Figure 5.. mnb mutant phenotype can be rescued by TOR activation in flies.

(A–F and J–L) Third instar larval neuromuscular junction (NMJ) (muscles 6/7) were stained using anti-HRP (Green) and anti-Dlg (Red). Muscles are stained with phalloidin (Blue, A–F). HRP (green) stains the entire neuron and Dlg (red) stains only boutons (Red + Green). (G–I, M) Quantification of bouton numbers, normalized to muscle area (Bouton-NMA). Error bars represent standard deviation. Statistical significance (p-values: ***<0.001; **<0.01; *<0.05) is calculated by unpaired student’s t-test. (A, B, G) mnb¹ alleles show fewer boutons numbers as compared to wild-type (WT, Canton S) control (B). Data are quantified in G. (C, D, H) mnb overexpression (D42-Gal4>UAS mnb, D) increases bouton numbers as compared with mCherry overexpression (D42-Gal4>UAS-mCherry, Control, C). D42-Gal4 is a motor-neuron-specific driver. Data are quantified in H. (E, F, I) Rheb overexpression (D42-Gal4>UAS Rheb, F) increases bouton numbers as compared with mCherry overexpression (D42-Gal4>UAS-mCherry, Control, E). Data are quantified in I. (J–M) Rheb overexpression in mnb mutant (mnb¹/Y D42-Gal4>UASRheb, L) suppressed bouton phenotype as compared to mnb mutant (mnb¹/Y D42-Gal4/+, K). Wild-type is heterozygous D42-Gal4 (+/Y; D42-Gal4/+, J). Data is quantified in (M).

Figure 5—figure supplement 1.. Neuromuscular junction (NMJ) phenotypes due to TOR gain or loss.

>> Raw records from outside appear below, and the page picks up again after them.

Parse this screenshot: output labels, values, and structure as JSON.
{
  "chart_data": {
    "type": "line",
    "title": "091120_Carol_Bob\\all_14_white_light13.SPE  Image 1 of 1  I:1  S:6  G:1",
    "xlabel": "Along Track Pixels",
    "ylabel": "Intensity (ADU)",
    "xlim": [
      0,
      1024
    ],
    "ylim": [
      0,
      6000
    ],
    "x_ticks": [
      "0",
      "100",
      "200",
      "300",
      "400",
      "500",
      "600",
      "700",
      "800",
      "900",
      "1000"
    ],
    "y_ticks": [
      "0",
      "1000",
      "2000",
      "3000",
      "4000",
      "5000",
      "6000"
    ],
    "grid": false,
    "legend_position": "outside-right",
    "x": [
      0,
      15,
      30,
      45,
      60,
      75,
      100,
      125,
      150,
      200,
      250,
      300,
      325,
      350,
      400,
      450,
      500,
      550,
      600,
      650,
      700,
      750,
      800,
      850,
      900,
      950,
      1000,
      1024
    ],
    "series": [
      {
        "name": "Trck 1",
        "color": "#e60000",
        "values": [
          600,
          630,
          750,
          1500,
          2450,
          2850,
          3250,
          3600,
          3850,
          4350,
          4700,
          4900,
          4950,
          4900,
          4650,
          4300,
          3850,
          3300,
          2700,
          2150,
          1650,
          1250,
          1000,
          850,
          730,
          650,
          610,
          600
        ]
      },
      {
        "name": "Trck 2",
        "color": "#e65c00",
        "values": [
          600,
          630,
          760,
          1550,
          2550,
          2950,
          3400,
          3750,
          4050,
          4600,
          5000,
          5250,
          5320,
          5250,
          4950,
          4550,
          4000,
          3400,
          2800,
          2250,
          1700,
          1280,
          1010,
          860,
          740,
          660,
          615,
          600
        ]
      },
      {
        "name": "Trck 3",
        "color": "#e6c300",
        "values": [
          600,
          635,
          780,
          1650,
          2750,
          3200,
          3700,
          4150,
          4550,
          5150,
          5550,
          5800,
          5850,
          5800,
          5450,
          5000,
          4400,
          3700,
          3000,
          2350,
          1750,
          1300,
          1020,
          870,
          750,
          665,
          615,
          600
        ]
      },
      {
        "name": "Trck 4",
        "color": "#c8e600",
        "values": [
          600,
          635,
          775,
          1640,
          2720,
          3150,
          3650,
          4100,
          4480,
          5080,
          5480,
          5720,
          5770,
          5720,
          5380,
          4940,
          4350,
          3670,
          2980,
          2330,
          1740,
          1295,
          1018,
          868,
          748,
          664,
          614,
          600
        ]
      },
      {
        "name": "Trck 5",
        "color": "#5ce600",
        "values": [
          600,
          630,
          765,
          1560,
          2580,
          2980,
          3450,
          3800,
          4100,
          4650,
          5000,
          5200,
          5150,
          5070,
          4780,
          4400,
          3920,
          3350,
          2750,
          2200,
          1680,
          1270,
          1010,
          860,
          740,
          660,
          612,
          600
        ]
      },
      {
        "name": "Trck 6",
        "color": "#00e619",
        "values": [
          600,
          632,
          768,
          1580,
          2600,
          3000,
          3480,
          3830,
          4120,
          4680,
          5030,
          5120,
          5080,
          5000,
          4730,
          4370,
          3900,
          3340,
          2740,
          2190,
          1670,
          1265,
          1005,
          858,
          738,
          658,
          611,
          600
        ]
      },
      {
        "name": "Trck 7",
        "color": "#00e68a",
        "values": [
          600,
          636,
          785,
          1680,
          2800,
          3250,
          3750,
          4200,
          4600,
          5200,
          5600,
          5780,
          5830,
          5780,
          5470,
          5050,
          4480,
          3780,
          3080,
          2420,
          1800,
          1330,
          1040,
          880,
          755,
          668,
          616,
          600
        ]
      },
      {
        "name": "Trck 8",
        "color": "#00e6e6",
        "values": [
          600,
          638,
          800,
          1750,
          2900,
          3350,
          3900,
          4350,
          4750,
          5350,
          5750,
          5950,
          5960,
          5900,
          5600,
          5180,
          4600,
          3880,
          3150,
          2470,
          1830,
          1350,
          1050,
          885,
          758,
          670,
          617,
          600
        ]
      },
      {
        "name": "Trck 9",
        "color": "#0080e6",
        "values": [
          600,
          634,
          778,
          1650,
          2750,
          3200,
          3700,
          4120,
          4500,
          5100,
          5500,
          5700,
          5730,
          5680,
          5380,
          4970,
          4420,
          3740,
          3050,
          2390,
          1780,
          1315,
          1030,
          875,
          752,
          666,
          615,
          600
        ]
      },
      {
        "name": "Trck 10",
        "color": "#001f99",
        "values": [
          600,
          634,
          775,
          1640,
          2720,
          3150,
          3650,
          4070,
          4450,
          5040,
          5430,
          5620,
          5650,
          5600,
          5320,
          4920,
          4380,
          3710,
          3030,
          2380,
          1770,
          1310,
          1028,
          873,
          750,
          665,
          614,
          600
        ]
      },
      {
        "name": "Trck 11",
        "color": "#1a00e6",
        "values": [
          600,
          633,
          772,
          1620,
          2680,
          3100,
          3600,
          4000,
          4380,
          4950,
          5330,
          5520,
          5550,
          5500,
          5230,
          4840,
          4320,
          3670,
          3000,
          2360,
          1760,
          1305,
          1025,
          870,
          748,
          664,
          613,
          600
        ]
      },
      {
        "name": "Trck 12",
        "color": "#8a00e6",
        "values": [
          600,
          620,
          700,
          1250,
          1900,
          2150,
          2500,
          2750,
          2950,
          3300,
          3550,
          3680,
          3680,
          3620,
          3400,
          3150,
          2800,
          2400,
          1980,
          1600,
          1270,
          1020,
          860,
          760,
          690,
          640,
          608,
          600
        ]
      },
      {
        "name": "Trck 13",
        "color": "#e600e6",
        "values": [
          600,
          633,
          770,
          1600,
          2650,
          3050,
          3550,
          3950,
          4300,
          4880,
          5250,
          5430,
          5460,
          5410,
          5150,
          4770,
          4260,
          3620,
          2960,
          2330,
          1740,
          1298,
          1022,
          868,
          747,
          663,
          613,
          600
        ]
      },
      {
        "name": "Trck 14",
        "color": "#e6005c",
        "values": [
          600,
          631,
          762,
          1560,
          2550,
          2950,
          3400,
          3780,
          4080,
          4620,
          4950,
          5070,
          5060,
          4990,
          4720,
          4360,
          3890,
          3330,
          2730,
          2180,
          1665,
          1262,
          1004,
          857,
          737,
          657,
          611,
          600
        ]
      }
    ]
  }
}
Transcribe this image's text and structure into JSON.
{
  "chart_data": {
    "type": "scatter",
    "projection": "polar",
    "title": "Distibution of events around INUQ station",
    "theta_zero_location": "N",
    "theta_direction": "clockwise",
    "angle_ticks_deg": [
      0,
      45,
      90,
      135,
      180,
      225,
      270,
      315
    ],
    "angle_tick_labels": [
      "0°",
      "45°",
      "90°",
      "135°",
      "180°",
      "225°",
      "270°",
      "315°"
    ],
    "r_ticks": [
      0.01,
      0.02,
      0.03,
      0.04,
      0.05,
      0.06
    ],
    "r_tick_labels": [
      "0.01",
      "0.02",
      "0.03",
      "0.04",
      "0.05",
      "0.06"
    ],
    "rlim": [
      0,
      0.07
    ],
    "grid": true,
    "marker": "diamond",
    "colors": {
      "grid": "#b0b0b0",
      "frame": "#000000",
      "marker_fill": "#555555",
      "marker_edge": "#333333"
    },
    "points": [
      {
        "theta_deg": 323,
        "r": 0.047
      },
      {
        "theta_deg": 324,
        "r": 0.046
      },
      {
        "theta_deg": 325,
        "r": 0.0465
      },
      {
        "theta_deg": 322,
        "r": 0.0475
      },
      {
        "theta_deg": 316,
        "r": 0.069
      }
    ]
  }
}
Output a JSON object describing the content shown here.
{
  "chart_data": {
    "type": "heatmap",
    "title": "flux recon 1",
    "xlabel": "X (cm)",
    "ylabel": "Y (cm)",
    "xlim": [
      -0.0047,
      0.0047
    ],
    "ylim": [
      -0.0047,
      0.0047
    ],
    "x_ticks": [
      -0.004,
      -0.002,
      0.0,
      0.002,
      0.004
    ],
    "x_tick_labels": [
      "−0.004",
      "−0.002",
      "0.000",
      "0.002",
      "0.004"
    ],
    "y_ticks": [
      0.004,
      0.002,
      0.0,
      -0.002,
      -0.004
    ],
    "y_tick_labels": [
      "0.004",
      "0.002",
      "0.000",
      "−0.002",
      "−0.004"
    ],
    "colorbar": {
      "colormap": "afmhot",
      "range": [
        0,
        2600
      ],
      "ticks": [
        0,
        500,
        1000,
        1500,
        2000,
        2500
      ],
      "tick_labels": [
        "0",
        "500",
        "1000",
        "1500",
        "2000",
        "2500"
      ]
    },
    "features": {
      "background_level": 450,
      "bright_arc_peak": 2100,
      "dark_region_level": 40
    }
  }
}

NMJ (muscles 6/7) are stained using anti-HRP (Green) and anti-Dlg (Red). Muscles are stained with phalloidin (Blue, A–F). HRP (green) stains the entire neuron and Dlg (red) stains only boutons (Red + Green). (G–I, M) Quantification of bouton numbers - normalized to muscle area (Bouton-NMA). Error bars represent standard deviation. Statistical significance (p-values: ***<0.001; **<0.01; *<0.05) is calculated by unpaired student’s t-test. (A–C) gig¹⁰⁹ alleles show increased bouton numbers (B) as compared to wild-type (WT, Canton S) control (B). Data is quantified in C. (D–F) Expression of dominant negative TOR (D42-Gal4>UAS TOR.ted, E) decreases bouton numbers as compared to control (D42-Gal4/+, D). D42-Gal4 is a motor neuron-specific driver. Data is quantified in F.